I remember Dad's sister Venda. 'Maybe you inherited something,' I say, 'something genetic. It ran in Dad's family.'

'I didn't know that. I thought Dad was normal. Or at least not crazy.'

'No, he wasn't crazy. But he knew how to hurt people. After all, you discovered that for yourself

'Yes, I certainly did. Would you like some more tea? Or a drop of this?' He raises the bottle.

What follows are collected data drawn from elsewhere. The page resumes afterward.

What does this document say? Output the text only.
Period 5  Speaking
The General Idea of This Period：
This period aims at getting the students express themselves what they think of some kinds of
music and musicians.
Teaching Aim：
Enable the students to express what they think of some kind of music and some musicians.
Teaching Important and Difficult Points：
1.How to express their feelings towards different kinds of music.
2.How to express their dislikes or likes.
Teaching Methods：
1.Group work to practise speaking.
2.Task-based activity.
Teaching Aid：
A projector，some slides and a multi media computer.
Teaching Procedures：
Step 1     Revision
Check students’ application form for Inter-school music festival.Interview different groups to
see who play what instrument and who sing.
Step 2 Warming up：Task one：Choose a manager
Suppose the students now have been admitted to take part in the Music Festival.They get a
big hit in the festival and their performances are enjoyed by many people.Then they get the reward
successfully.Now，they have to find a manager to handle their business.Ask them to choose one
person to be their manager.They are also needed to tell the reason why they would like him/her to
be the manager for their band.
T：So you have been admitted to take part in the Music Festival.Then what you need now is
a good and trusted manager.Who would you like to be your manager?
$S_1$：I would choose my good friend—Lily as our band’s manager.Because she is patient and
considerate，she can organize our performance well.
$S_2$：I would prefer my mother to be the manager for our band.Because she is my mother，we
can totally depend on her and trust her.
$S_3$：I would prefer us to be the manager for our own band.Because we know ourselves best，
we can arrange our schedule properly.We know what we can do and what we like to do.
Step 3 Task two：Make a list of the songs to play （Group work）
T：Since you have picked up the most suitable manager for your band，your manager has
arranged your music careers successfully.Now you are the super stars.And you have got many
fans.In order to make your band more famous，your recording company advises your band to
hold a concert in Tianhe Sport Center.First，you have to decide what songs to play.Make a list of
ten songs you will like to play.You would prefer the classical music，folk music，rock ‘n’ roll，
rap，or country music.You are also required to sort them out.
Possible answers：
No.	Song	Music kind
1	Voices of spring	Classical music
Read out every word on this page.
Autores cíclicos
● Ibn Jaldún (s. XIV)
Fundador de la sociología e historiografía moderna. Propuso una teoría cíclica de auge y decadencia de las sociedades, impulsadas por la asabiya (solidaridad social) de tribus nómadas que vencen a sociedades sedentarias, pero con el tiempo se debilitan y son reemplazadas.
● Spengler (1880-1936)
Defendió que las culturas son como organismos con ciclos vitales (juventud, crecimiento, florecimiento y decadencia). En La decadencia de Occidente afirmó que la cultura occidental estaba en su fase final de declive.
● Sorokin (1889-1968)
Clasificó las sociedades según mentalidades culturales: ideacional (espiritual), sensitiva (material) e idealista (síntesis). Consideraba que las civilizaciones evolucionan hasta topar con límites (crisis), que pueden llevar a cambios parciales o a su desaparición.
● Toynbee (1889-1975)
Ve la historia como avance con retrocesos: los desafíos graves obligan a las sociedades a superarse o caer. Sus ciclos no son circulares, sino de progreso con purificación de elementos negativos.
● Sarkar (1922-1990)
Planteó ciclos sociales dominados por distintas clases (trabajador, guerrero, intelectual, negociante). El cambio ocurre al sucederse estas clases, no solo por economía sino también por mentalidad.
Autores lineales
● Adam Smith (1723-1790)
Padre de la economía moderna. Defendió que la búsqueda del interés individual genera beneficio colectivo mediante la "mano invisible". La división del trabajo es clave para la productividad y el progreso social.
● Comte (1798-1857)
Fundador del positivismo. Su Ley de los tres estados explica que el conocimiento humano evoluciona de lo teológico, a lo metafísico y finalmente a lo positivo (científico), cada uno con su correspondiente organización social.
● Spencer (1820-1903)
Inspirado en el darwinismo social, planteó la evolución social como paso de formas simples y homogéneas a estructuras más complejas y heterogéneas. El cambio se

'No, no more, thanks. I just wanted to find out if it was really you. There was nothing definite in Dad's diaries.'

'I apparently look like him.'

'You do. A lot.'

'I was afraid I might.'

'I understand.' I get up.

He accompanies me to the door and when I offer him my hand I have the impression that he has tears in his eyes. Maybe he is moved at finding his half-sister after all these years. But he knew about me before; he found me long ago. More likely he regrets losing the image he had of his enemy.

As I say goodbye I cannot bring myself to repeat my invitation for him to call me if he needs anything. He knows my address well

enough anyway. If he weren't in a wheelchair I'd say to him, Don't send me any more of those letters! To let him know I knew. But I shouldn't think he'll send any more anyway. He'll find another way of exercising his sadistic fantasies.

I don't go back to the metro, but set off in the opposite direction. I don't feel like being among people. The river bank can't be far away, but between me and it they've built a four-lane carriageway fringed by a fence. I cross the road and quickly make my way along by the fence, even though there is maybe no end to it. Cars rush past me. Above the fence there are billboards with inane advertising slogans and above them all there hangs a bluish haze of hot smog.

So I've found my kid brother, who abused me because I had a dad who never visited him. I expect he imagined me standing naked in his concentration camp while he burnt me with a red-hot poker because I enjoyed his father's affection.